Of course, it could simply mean they don’t know anything about bikes – which is fine if you do.

“The photo doesn’t show a saddle, but I have one/you can get one for a really low price.”

This most likely means “it’s stolen.” (Because some people remove their saddles when they park their bikes to deter bike thieves, which unfortunately does not always work.)

“The photo doesn’t show a front wheel, but I have one/you can get one for a really low price.”

“It’s been stolen.” (Because some people remove their front wheels when they park their bikes to deter bike thieves, but this doesn’t always work.)

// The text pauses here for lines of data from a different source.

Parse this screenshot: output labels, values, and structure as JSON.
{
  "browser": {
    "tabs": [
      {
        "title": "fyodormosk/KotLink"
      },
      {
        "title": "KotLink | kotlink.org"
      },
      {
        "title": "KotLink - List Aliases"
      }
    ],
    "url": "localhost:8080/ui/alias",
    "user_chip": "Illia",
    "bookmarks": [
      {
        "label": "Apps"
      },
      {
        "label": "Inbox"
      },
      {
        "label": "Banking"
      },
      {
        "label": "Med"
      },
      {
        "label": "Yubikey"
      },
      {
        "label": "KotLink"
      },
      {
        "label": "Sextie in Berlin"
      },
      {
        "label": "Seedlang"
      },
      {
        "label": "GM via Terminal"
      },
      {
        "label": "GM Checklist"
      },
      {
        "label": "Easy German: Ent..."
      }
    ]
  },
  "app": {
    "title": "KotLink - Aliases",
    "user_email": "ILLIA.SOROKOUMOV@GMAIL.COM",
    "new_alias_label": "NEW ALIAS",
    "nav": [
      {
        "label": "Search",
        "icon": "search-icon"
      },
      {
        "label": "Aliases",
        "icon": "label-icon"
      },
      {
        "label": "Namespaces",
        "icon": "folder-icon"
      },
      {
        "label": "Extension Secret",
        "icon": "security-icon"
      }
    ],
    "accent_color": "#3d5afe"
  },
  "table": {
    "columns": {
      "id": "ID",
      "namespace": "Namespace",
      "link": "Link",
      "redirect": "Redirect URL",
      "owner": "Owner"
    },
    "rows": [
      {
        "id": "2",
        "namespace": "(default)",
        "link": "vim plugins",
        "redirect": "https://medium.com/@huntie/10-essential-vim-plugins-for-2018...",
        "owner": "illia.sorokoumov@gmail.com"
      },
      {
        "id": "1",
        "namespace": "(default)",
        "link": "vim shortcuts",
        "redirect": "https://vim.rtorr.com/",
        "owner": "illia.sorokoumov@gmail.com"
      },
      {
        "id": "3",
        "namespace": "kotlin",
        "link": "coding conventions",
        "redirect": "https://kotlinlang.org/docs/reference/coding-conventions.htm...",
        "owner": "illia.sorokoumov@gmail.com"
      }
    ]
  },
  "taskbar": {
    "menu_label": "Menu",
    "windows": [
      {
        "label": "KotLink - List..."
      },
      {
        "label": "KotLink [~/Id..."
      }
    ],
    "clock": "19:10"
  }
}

“It’s hardly ever used!” or “I’ve only ridden four times!”

There could be a very good reason why it hasn’t been used much. And the reason could be that it’s a bad bike. And if the current owner despises it so much, why would you want to spend money on a bike you don’t want to ride?

BUT, if they have a compelling reason not to ride it, such as back surgery, that’s a different story. Let’s not forget that many people buy bikes with the intention of cycling and getting in shape, but then don’t. That, of course, will not happen to you!

“I have to sell this bike today!”

“It’s been stolen.”

“Must GO!”

“It’s unquestionably stolen.

”“Rare!” “Vintage!” “Seldom discovered!”

Typically, these sentences imply that there is nothing positive to say about the bike, with the vendor hoping that you will feel it is a rare find that you should get before anybody else does… Moreover, in general, the bike is not uncommon, as you will quickly discover if you conduct additional Internet research. Certain vendors appear to believe that the word “old” is spelt “v-i-n-t-a-g-e.”

When are these dealers going to comprehend that an old, worthless bike is still worthless? Simply because it has been collecting dust in their garage for 50 years does not mean it has magically transformed into a “vintage” bike worth hundreds of dollars. Almost every motorcycle advertisement I’ve ever seen had the phrase “vintage,” which simply meant “old.”

Of course, excluding all bikes labeled “vintage” would be problematic if you are seeking for a genuine vintage motorcycle (and there are sometimes some of these for sale online). Once again, it’s a matter of conducting research to validate the seller’s assertion.